Module tantivy::termdict

source ·
Expand description

The term dictionary main role is to associate the sorted Terms to a TermInfo struct that contains some meta-information about the term.

Internally, the term dictionary relies on the fst crate to store a sorted mapping that associate each term to its rank in the lexicographical order. For instance, in a dictionary containing the sorted terms “abba”, “bjork”, “blur” and “donovan”, the TermOrdinal are respectively 0, 1, 2, and 3.

For u64-terms, tantivy explicitly uses a BigEndian representation to ensure that the lexicographical order matches the natural order of integers.

i64-terms are transformed to u64 using a continuous mapping val ⟶ val - i64::MIN and then treated as a u64.

f64-terms are transformed to u64 using a mapping that preserve order, and are then treated as u64.

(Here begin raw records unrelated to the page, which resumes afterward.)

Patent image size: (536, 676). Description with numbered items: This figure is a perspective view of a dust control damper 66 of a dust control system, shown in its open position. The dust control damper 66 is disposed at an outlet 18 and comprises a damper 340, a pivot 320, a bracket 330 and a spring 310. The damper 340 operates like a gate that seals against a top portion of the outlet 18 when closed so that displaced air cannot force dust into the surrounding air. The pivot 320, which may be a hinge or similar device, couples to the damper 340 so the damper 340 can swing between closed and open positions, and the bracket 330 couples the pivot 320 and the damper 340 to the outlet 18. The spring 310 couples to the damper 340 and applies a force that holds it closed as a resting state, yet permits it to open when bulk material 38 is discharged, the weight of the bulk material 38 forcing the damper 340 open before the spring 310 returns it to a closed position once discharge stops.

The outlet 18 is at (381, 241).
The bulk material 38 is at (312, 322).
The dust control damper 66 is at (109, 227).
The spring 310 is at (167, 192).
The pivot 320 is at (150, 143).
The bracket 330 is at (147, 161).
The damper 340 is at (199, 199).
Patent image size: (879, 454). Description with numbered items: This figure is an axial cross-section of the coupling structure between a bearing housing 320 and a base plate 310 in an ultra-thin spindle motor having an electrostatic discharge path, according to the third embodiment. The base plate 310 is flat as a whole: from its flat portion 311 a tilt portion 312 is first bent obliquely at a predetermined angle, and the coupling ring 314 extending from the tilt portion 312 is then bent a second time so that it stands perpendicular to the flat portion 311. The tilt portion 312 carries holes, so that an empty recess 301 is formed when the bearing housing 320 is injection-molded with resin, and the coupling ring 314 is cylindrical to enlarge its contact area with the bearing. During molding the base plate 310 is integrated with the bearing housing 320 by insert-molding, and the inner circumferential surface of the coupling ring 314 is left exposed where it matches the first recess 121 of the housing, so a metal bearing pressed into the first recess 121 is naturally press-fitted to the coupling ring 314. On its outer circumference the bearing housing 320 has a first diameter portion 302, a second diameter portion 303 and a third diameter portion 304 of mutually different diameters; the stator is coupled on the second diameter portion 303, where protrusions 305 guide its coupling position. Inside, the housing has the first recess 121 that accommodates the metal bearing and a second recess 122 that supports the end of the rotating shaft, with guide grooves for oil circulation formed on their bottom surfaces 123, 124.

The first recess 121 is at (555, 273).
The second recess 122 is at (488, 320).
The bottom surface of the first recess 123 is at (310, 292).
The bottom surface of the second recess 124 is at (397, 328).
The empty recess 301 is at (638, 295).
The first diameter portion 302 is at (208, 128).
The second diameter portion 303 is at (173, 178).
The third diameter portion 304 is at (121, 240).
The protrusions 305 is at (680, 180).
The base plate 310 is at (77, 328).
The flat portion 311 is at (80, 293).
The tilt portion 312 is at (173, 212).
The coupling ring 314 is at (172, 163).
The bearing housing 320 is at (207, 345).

A second datastructure makes it possible to access a TermInfo.

Structs§

  • A TermDictionary wrapping either an FST based dictionary or a SSTable based one.
  • A TermDictionaryBuilder wrapping either an FST or a SSTable dictionary builder.
  • Given a list of sorted term streams, returns an iterator over sorted unique terms.
  • TermStreamer acts as a cursor over a range of terms of a segment. Terms are guaranteed to be sorted.

Type Aliases§

  • Position of the term in the sorted list of terms.